The best regressor gives an average Rouge-L score of 0.1157 on the validation set, which is not very good.

### Regression using a neural network

Instead, we will use a neural network with fully connected layers in order to predict the Rouge-L score of each sentence relative to their paragraph target.

In [None]:
class ScoreNN(nn.Module):
    """Rouge-L predictor"""

    def __init__(self, input_size: int, hidden_size: int) -> None:
        super().__init__()

        self.fc1 = nn.Linear(input_size, hidden_size)
        self.fc2 = nn.Linear(hidden_size, 1)

    def forward(self, x: Tensor) -> Tensor:
        x = F.relu(self.fc1(x))
        x = F.dropout(x, p=0.5) # Avoid overfitting
        x = self.fc2(x)
        return x

In [None]:
device = torch.device("cuda" if torch.cuda.is_available() else "cpu")
model = ScoreNN(input_size=train_embed.shape[1], hidden_size=256).to(device)

In [None]:
# Prepare training
criterion = nn.MSELoss()
optimizer = torch.optim.Adam(model.parameters(), lr=0.001)

# Convert numpy arrays to torch tensors
train_embed_t = torch.from_numpy(train_embed).float().to(device)
train_scores_t = torch.from_numpy(train_scores).float().to(device)

valid_embed_t = torch.from_numpy(valid_embed).float().to(device)
valid_scores_t = torch.from_numpy(valid_scores).float().to(device)

# Training loop
epochs = 100
batch_size = 10_000

for epoch in range(epochs):

    # Shuffle the data
    indices = torch.randperm(train_embed_t.size(0))

    for i in tqdm(range(0, train_embed_t.size(0), batch_size)):
        batch_indices = indices[i: i + batch_size]

        # Forward pass
        outputs = model(train_embed_t[batch_indices]).squeeze()

        # Compute loss
        loss = criterion(outputs, train_scores_t[batch_indices])

        # Backward pass
        optimizer.zero_grad()
        loss.backward()
        optimizer.step()

    # Validation loss
    # Issue: ça prend bcp trop de place à la fois ?
    # COmput
    # valid_outputs = model(valid_embed_t)
    # valid_loss = criterion(valid_outputs, valid_scores_t)
    # Compute validation loss by batch
    valid_loss = 0
    for i in range(0, valid_embed_t.size(0), batch_size):
        valid_outputs = model(valid_embed_t[i: i + batch_size]).squeeze()
        valid_loss += criterion(
            valid_outputs, valid_scores_t[i: i + batch_size]
        ).item()

    print(f"Epoch {epoch}, Loss: {loss.item()}, Validation loss: {valid_loss}")
    if epoch % 10 == 0:
        # Save the model
        torch.save(model.state_dict(), "data/score_nn.pth")

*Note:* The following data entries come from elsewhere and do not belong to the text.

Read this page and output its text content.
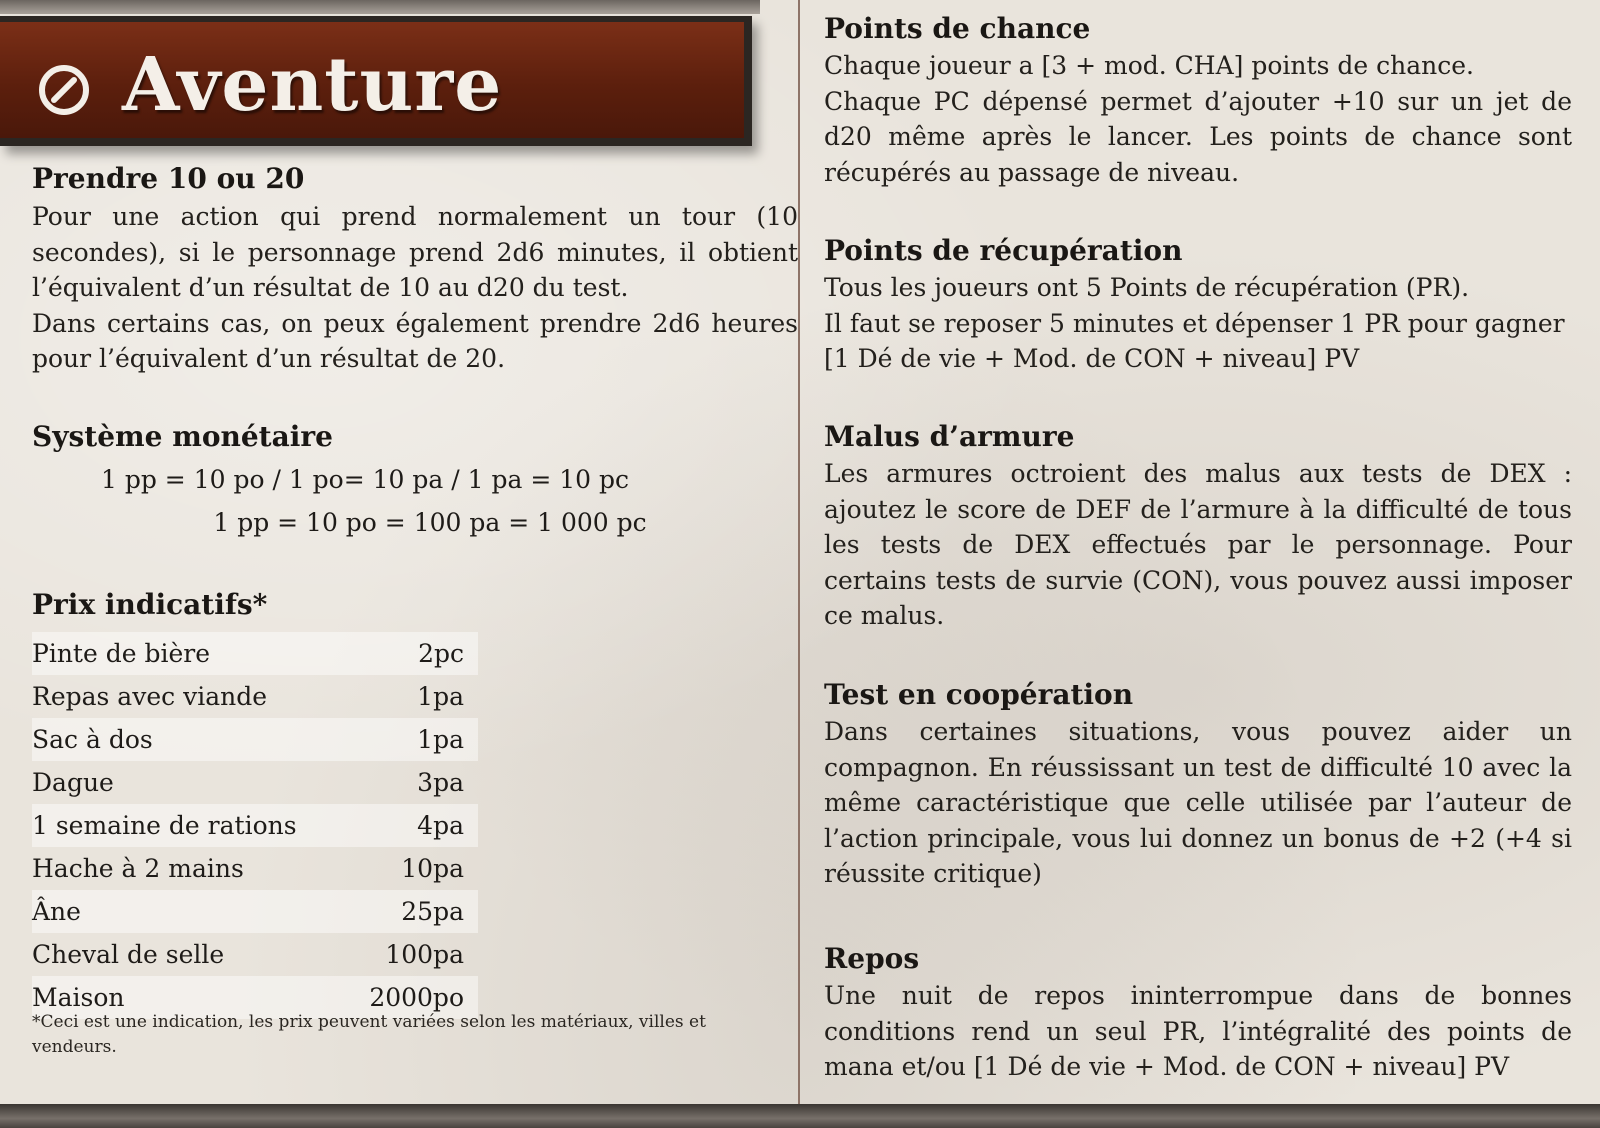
Aventure
Prendre 10 ou 20

Pour une action qui prend normalement un tour (10 secondes), si le personnage prend 2d6 minutes, il obtient l’équivalent d’un résultat de 10 au d20 du test.

Dans certains cas, on peux également prendre 2d6 heures pour l’équivalent d’un résultat de 20.

Système monétaire

1 pp = 10 po / 1 po= 10 pa / 1 pa = 10 pc

1 pp = 10 po = 100 pa = 1 000 pc

Prix indicatifs*
Pinte de bière	2pc
Repas avec viande	1pa
Sac à dos	1pa
Dague	3pa
1 semaine de rations	4pa
Hache à 2 mains	10pa
Âne	25pa
Cheval de selle	100pa
Maison	2000po
*Ceci est une indication, les prix peuvent variées selon les matériaux, villes et vendeurs.
Points de chance

Chaque joueur a [3 + mod. CHA] points de chance.

Chaque PC dépensé permet d’ajouter +10 sur un jet de d20 même après le lancer. Les points de chance sont récupérés au passage de niveau.

Points de récupération

Tous les joueurs ont 5 Points de récupération (PR).

Il faut se reposer 5 minutes et dépenser 1 PR pour gagner [1 Dé de vie + Mod. de CON + niveau] PV

Malus d’armure

Les armures octroient des malus aux tests de DEX : ajoutez le score de DEF de l’armure à la difficulté de tous les tests de DEX effectués par le personnage. Pour certains tests de survie (CON), vous pouvez aussi imposer ce malus.

Test en coopération

Dans certaines situations, vous pouvez aider un compagnon. En réussissant un test de difficulté 10 avec la même caractéristique que celle utilisée par l’auteur de l’action principale, vous lui donnez un bonus de +2 (+4 si réussite critique)

Repos

Une nuit de repos ininterrompue dans de bonnes conditions rend un seul PR, l’intégralité des points de mana et/ou [1 Dé de vie + Mod. de CON + niveau] PV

We can then use the same strategy as before to pick the best summarizing sentence.

In [None]:

nrows = validation_df.shape[0]
best_sentences: list[str] = []

# Embedding span pointers
start = 0

with torch.no_grad():
    for _, (text, *_) in tqdm(validation_df.iterrows(), total=nrows):

        # Extract sentences
        sentences = text_to_sentences(text)

        # Get embeddings for the current sentences
        sent_embeddings = valid_embed_t[start: start + len(sentences)]

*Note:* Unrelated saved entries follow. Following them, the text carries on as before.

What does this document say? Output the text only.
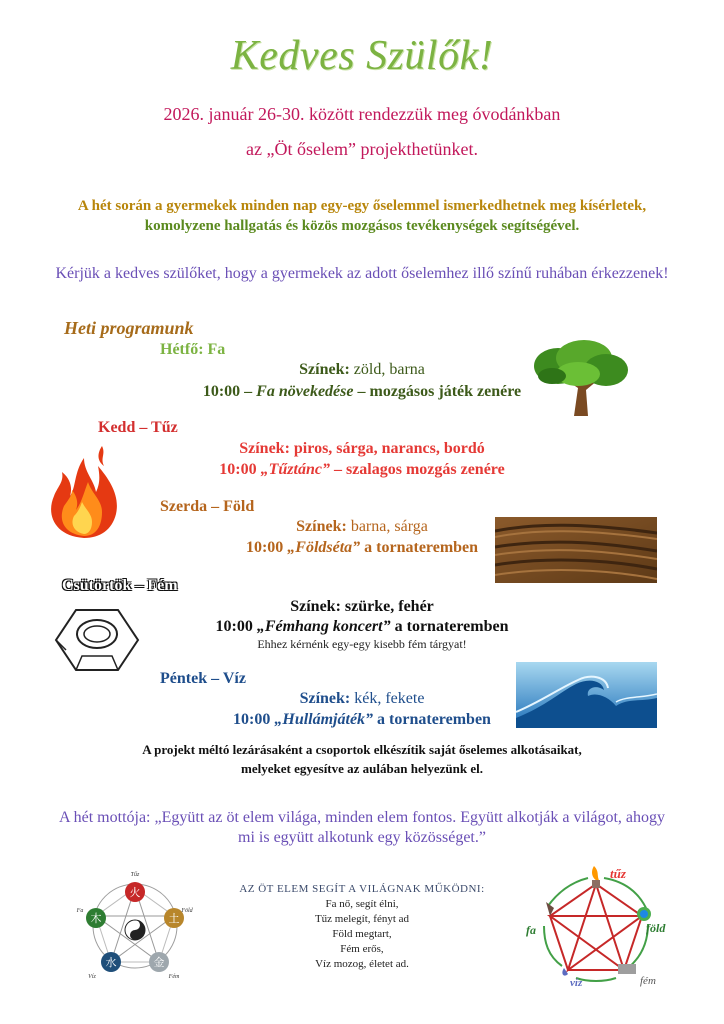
Kedves Szülők!
2026. január 26-30. között rendezzük meg óvodánkban
az „Öt őselem” projekthetünket.
A hét során a gyermekek minden nap egy-egy őselemmel ismerkedhetnek meg kísérletek,
komolyzene hallgatás és közös mozgásos tevékenységek segítségével.
Kérjük a kedves szülőket, hogy a gyermekek az adott őselemhez illő színű ruhában érkezzenek!
Heti programunk
Hétfő: Fa
Színek: zöld, barna
10:00 – Fa növekedése – mozgásos játék zenére
Kedd – Tűz
Színek: piros, sárga, narancs, bordó
10:00 „Tűztánc” – szalagos mozgás zenére
Szerda – Föld
Színek: barna, sárga
10:00 „Földséta” a tornateremben
Csütörtök – Fém
Színek: szürke, fehér
10:00 „Fémhang koncert” a tornateremben
Ehhez kérnénk egy-egy kisebb fém tárgyat!
Péntek – Víz
Színek: kék, fekete
10:00 „Hullámjáték” a tornateremben
A projekt méltó lezárásaként a csoportok elkészítik saját őselemes alkotásaikat,
melyeket egyesítve az aulában helyezünk el.
A hét mottója: „Együtt az öt elem világa, minden elem fontos. Együtt alkotják a világot, ahogy
mi is együtt alkotunk egy közösséget.”
AZ ÖT ELEM SEGÍT A VILÁGNAK MŰKÖDNI:
Fa nő, segít élni,
Tűz melegít, fényt ad
Föld megtart,
Fém erős,
Víz mozog, életet ad.
火
土
金
水
木
Tűz
Föld
Fém
Víz
Fa
tűz
föld
fém
víz
fa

        # Predict the best sentence
        best_sentence_index = np.argmax(
            model(sent_embeddings).squeeze().cpu().numpy())

        best_sentences.append(sentences[best_sentence_index])

        start += len(sentences)  # Move the pointer to the next span

print(len(best_sentences))

In [None]:
avg_score(best_sentences, validation_df["titles"].tolist())

Yet again, the score is not that great. It could be improved by using different embeddings and a larger model.